Financials Tools SAS states that it processes personal data in order to operate, secure, and improve its services. The document makes clear that data handling is not incidental, but part of the company’s operational structure: personal information is used to create and protect user accounts, manage subscriptions, provide technical support, prevent fraud, and maintain the proper functioning of the platform. In practice, this means FT may collect limited categories of personal data such as account identifiers, login and security information, billing-related metadata, device information, and service usage logs, always in connection with providing the service and maintaining platform integrity.
The document also explains that FT may rely on third-party service providers to perform certain operational functions. These providers may include hosting services, analytics providers, and payment processors. Their participation is framed as necessary to support the delivery of the services, but the text indicates that they operate under safeguards and within the boundaries of FT’s privacy structure. This means user data may be processed not only by FT directly, but also by carefully selected processors that help run the infrastructure behind subscriptions, payments, security, analytics, and support.
From a legal standpoint, the policy is anchored in Colombian data protection law, especially Law 1581 of 2012 and related regulations. This matters because it places FT’s data practices inside a specific compliance framework. The text signals that users have statutory rights under Colombian law and that FT recognizes applicable timelines and procedures for handling data requests. In effect, the privacy approach is not presented as merely internal policy, but as a legal obligation shaped by national data protection standards.

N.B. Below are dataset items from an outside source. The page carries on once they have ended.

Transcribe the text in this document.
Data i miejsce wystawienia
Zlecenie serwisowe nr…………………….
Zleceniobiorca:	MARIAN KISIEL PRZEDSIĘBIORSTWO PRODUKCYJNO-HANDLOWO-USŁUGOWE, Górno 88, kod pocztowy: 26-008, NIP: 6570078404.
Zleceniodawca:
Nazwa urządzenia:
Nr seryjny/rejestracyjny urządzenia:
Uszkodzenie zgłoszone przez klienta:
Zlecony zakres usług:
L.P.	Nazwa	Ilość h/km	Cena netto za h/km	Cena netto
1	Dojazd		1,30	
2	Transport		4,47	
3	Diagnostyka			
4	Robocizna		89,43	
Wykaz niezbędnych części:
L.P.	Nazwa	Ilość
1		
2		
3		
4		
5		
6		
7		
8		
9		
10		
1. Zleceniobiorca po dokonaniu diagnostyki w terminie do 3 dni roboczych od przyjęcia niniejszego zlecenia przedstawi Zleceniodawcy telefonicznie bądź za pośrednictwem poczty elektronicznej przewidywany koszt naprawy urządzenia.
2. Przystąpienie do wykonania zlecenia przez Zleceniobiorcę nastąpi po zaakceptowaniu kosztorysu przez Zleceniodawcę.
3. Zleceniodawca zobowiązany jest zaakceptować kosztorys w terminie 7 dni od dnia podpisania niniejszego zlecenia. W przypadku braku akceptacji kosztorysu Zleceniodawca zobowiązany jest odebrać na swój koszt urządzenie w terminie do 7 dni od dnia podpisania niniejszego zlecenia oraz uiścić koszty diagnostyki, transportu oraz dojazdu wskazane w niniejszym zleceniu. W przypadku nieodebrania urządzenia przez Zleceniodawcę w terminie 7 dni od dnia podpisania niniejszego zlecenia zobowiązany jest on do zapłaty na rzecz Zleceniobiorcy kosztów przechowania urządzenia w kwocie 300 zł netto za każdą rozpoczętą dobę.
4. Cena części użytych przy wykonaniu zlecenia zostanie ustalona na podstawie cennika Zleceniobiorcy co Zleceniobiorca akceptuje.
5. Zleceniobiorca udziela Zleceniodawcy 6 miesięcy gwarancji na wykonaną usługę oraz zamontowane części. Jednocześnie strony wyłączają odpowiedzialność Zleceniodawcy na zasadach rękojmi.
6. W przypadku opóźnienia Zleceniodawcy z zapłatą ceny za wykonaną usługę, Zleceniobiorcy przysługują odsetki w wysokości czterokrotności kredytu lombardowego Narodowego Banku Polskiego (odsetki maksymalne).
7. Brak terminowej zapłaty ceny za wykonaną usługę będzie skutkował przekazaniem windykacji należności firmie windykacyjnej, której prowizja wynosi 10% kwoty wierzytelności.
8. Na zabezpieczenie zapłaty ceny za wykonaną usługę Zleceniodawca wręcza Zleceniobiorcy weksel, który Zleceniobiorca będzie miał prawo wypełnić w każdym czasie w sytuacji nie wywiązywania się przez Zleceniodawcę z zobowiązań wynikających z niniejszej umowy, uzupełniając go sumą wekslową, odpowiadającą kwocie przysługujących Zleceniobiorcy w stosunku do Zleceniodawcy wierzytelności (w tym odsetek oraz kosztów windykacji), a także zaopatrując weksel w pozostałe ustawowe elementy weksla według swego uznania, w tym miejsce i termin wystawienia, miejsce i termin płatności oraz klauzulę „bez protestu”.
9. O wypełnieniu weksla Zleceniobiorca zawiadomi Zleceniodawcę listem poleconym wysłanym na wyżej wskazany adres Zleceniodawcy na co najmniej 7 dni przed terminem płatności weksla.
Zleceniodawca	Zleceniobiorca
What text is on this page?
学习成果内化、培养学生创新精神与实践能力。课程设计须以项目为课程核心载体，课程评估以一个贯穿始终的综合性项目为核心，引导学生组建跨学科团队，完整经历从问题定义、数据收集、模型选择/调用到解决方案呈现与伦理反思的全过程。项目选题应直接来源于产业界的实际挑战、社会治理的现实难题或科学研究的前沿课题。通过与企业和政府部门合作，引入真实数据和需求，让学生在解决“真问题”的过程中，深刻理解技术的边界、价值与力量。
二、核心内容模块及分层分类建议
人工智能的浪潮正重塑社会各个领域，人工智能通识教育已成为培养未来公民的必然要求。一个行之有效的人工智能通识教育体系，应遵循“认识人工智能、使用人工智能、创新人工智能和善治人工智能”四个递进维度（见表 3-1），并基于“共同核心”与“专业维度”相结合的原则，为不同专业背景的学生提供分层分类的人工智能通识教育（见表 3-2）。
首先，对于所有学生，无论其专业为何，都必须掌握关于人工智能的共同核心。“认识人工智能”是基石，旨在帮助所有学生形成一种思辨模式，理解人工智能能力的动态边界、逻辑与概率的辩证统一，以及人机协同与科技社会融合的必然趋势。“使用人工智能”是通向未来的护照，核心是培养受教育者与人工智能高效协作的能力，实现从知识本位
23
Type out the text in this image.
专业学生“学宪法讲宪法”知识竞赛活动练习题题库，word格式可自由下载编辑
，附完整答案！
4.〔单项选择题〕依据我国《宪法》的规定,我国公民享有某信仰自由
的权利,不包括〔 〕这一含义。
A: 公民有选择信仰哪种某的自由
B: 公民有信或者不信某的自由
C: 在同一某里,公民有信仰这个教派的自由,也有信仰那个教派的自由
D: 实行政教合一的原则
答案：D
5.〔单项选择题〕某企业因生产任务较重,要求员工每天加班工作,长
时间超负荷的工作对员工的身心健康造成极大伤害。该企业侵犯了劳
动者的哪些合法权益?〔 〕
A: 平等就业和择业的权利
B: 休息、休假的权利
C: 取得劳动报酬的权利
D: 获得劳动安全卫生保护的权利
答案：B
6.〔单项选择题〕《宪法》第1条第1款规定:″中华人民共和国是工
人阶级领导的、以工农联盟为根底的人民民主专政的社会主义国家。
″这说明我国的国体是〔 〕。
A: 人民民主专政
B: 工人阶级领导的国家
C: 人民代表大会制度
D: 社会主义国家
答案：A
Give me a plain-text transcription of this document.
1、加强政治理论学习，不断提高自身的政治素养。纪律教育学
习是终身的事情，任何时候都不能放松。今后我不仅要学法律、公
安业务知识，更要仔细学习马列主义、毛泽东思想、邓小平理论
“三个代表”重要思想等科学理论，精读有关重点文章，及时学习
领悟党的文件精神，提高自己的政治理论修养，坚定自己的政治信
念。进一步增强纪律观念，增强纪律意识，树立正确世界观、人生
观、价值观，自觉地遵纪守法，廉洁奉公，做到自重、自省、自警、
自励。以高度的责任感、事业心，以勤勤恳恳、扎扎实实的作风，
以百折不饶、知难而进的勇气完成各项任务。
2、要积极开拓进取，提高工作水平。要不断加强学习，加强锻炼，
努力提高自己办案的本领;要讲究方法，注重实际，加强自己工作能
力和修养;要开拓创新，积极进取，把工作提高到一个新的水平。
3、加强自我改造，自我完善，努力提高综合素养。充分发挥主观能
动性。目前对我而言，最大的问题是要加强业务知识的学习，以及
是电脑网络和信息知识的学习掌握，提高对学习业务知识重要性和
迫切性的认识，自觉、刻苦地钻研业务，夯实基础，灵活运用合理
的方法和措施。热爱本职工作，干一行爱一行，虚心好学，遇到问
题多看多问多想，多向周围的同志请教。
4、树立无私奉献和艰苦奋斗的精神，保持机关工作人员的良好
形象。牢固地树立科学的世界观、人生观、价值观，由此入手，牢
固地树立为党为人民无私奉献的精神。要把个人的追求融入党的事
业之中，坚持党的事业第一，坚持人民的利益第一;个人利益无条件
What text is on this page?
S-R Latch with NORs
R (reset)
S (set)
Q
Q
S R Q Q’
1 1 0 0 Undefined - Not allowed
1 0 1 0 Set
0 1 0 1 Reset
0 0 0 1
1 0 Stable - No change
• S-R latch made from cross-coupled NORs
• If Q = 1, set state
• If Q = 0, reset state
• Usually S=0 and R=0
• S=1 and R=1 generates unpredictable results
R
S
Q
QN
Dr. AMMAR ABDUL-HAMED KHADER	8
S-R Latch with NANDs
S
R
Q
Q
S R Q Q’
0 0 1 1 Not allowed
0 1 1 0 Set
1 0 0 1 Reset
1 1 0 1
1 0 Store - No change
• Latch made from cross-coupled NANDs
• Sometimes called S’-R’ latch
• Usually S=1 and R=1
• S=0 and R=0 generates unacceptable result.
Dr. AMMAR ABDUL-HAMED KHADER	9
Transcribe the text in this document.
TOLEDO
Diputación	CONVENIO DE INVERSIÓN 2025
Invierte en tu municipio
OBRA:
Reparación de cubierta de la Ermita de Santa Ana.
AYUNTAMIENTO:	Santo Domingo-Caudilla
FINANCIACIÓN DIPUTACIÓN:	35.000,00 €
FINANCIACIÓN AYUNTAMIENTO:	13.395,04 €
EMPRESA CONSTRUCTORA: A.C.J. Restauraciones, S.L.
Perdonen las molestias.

The document further indicates that cookies and related tracking tools may be used as part of the service environment. These are linked to functionality, analytics, user experience improvement, and security monitoring. While the document does not provide a long technical taxonomy of cookie types, it does make clear that FT may use cookies, device-level information, and usage logs to understand platform performance, protect accounts, support fraud prevention, and optimize how the services are delivered.
Security is treated as an important component of privacy. FT states that it uses reasonable technical, administrative, and organizational measures to protect personal data and its systems. Examples expressly mentioned include encryption in transit and access controls. At the same time, the document introduces a standard but important limitation: no system can be guaranteed to be completely secure. That means the company commits to reasonable safeguards, but does not guarantee absolute immunity from cyber risks or technical failures. Users are therefore assigned part of the responsibility, particularly with respect to maintaining password confidentiality and safe access practices. FT also expressly notes that it will never ask users for their passwords, which functions both as a security warning and as an anti-phishing safeguard.
The privacy summary included in the document reinforces the same structure in a shorter, footer-style format. It emphasizes that FT processes only limited personal data necessary for account administration, security, subscriptions, support, fraud prevention, and service improvement. It also points users to a full Privacy Policy and a designated privacy contact address, showing that privacy is meant to exist not only as a clause inside broader terms, but as a separate and more detailed policy framework.